Steve, I merely wish to help to spread the leguminous gospel. Can I help it if I can’t restrict myself to New World beans? Not that I have a problem with New World beans. Far from it. Your Good Mother Stallard bean still is tops in my book and nothing has yet approached it. A lovely, tasty bean. Delicate yet resiliant skin just barely containing a most flavorful flesh.

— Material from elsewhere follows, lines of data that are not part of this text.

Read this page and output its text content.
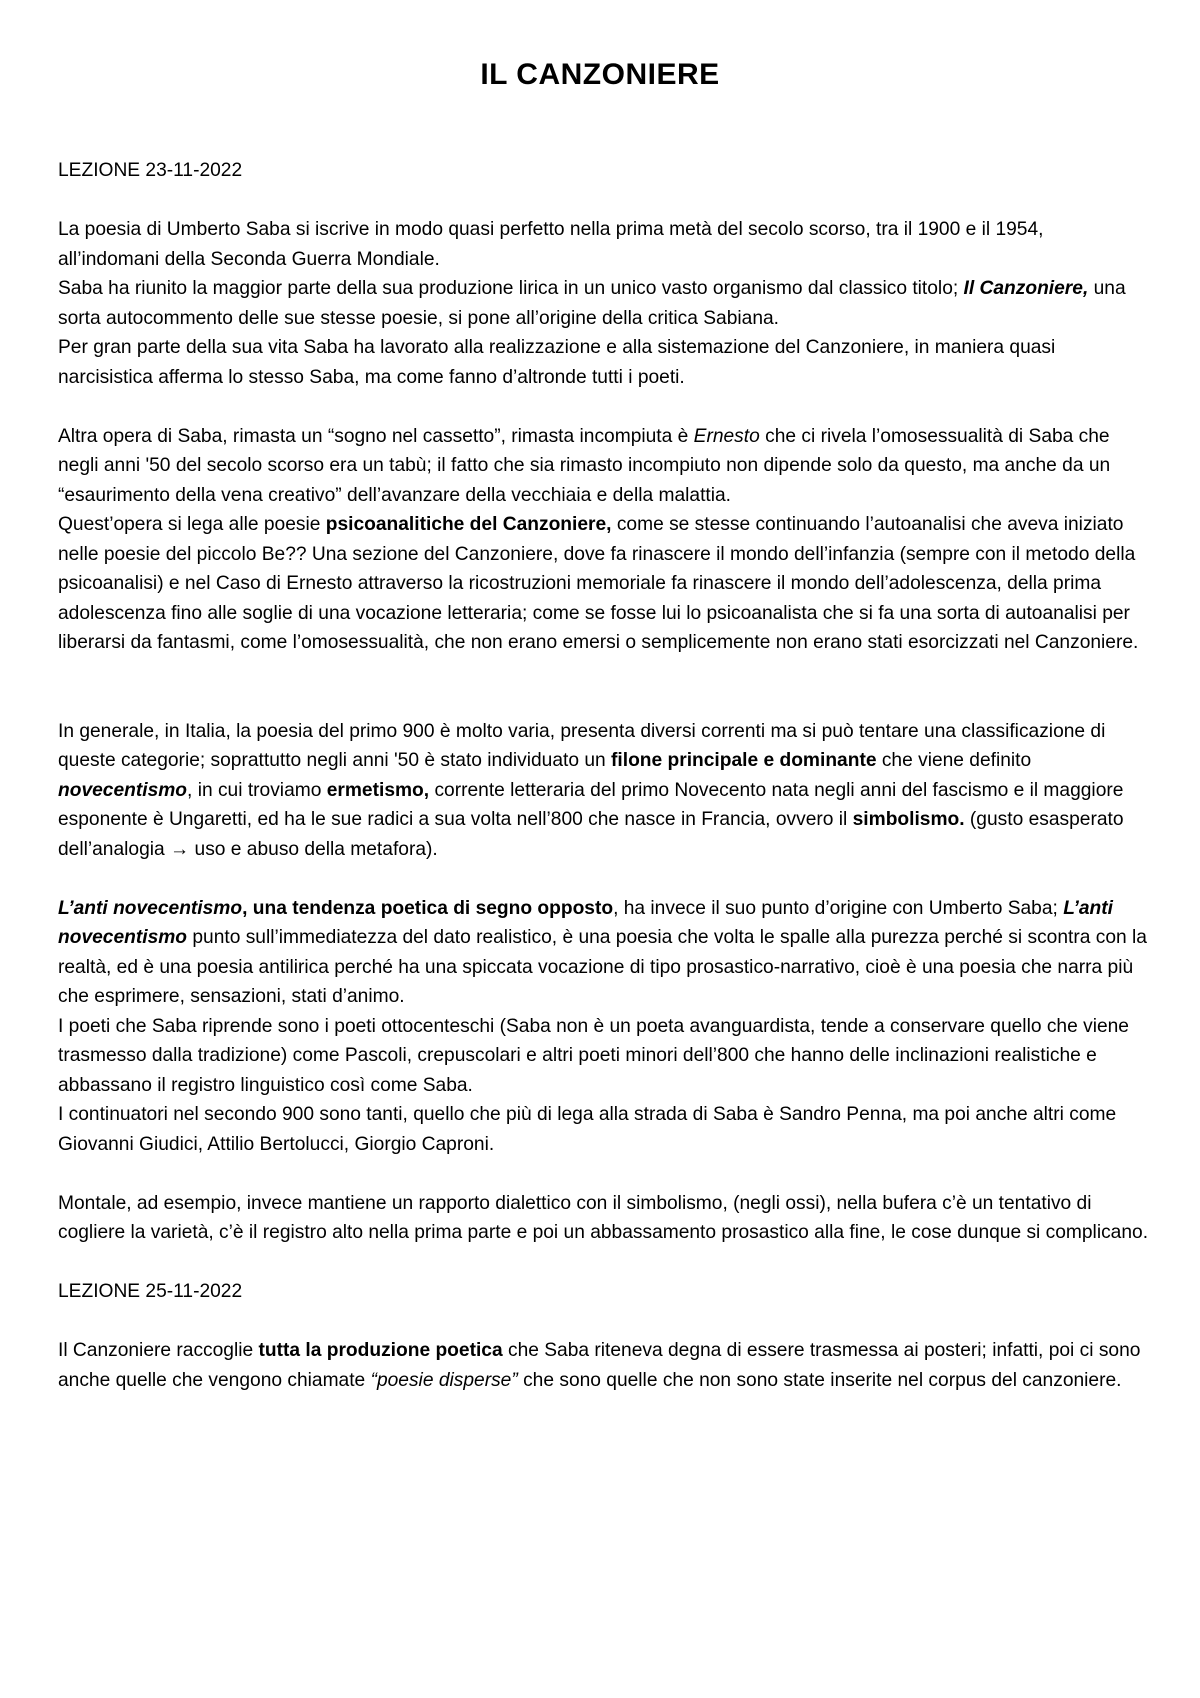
IL CANZONIERE

LEZIONE 23-11-2022

La poesia di Umberto Saba si iscrive in modo quasi perfetto nella prima metà del secolo scorso, tra il 1900 e il 1954, all’indomani della Seconda Guerra Mondiale.

Saba ha riunito la maggior parte della sua produzione lirica in un unico vasto organismo dal classico titolo; Il Canzoniere, una sorta autocommento delle sue stesse poesie, si pone all’origine della critica Sabiana.

Per gran parte della sua vita Saba ha lavorato alla realizzazione e alla sistemazione del Canzoniere, in maniera quasi narcisistica afferma lo stesso Saba, ma come fanno d’altronde tutti i poeti.

Altra opera di Saba, rimasta un “sogno nel cassetto”, rimasta incompiuta è Ernesto che ci rivela l’omosessualità di Saba che negli anni '50 del secolo scorso era un tabù; il fatto che sia rimasto incompiuto non dipende solo da questo, ma anche da un “esaurimento della vena creativo” dell’avanzare della vecchiaia e della malattia.

Quest’opera si lega alle poesie psicoanalitiche del Canzoniere, come se stesse continuando l’autoanalisi che aveva iniziato nelle poesie del piccolo Be?? Una sezione del Canzoniere, dove fa rinascere il mondo dell’infanzia (sempre con il metodo della psicoanalisi) e nel Caso di Ernesto attraverso la ricostruzioni memoriale fa rinascere il mondo dell’adolescenza, della prima adolescenza fino alle soglie di una vocazione letteraria; come se fosse lui lo psicoanalista che si fa una sorta di autoanalisi per liberarsi da fantasmi, come l’omosessualità, che non erano emersi o semplicemente non erano stati esorcizzati nel Canzoniere.

In generale, in Italia, la poesia del primo 900 è molto varia, presenta diversi correnti ma si può tentare una classificazione di queste categorie; soprattutto negli anni '50 è stato individuato un filone principale e dominante che viene definito novecentismo, in cui troviamo ermetismo, corrente letteraria del primo Novecento nata negli anni del fascismo e il maggiore esponente è Ungaretti, ed ha le sue radici a sua volta nell’800 che nasce in Francia, ovvero il simbolismo. (gusto esasperato dell’analogia → uso e abuso della metafora).

L’anti novecentismo, una tendenza poetica di segno opposto, ha invece il suo punto d’origine con Umberto Saba; L’anti novecentismo punto sull’immediatezza del dato realistico, è una poesia che volta le spalle alla purezza perché si scontra con la realtà, ed è una poesia antilirica perché ha una spiccata vocazione di tipo prosastico-narrativo, cioè è una poesia che narra più che esprimere, sensazioni, stati d’animo.

I poeti che Saba riprende sono i poeti ottocenteschi (Saba non è un poeta avanguardista, tende a conservare quello che viene trasmesso dalla tradizione) come Pascoli, crepuscolari e altri poeti minori dell’800 che hanno delle inclinazioni realistiche e abbassano il registro linguistico così come Saba.

I continuatori nel secondo 900 sono tanti, quello che più di lega alla strada di Saba è Sandro Penna, ma poi anche altri come Giovanni Giudici, Attilio Bertolucci, Giorgio Caproni.

Montale, ad esempio, invece mantiene un rapporto dialettico con il simbolismo, (negli ossi), nella bufera c’è un tentativo di cogliere la varietà, c’è il registro alto nella prima parte e poi un abbassamento prosastico alla fine, le cose dunque si complicano.

LEZIONE 25-11-2022

Il Canzoniere raccoglie tutta la produzione poetica che Saba riteneva degna di essere trasmessa ai posteri; infatti, poi ci sono anche quelle che vengono chiamate “poesie disperse” che sono quelle che non sono state inserite nel corpus del canzoniere.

But still, a girl likes a little variety. Can she truly be blamed if her head is turned by a pile of Chestnut Runners, glistening with olive oil and dotted with green onion and flecks of thyme, piled atop slices of slices of heirloom tomato, a mist of freshly ground pepper showering the lot? I contest that she cannot and must not be held accountable for her actions when presented with such a sight. And if this plate is accompanied by toasted artisan bread over which fresh cloves of garlic have been rubbed and kosher salt sprinkled, and if a pint of homemade Stern Scrum Cider sits nearby… Well, I argue t’would be a crime not to partake in this feast.
So again, Steve, I beg you to accept my apology. I promise to return to the Rancho Gordo fold. But I can no longer promise to be faithful. I know you’ll understand.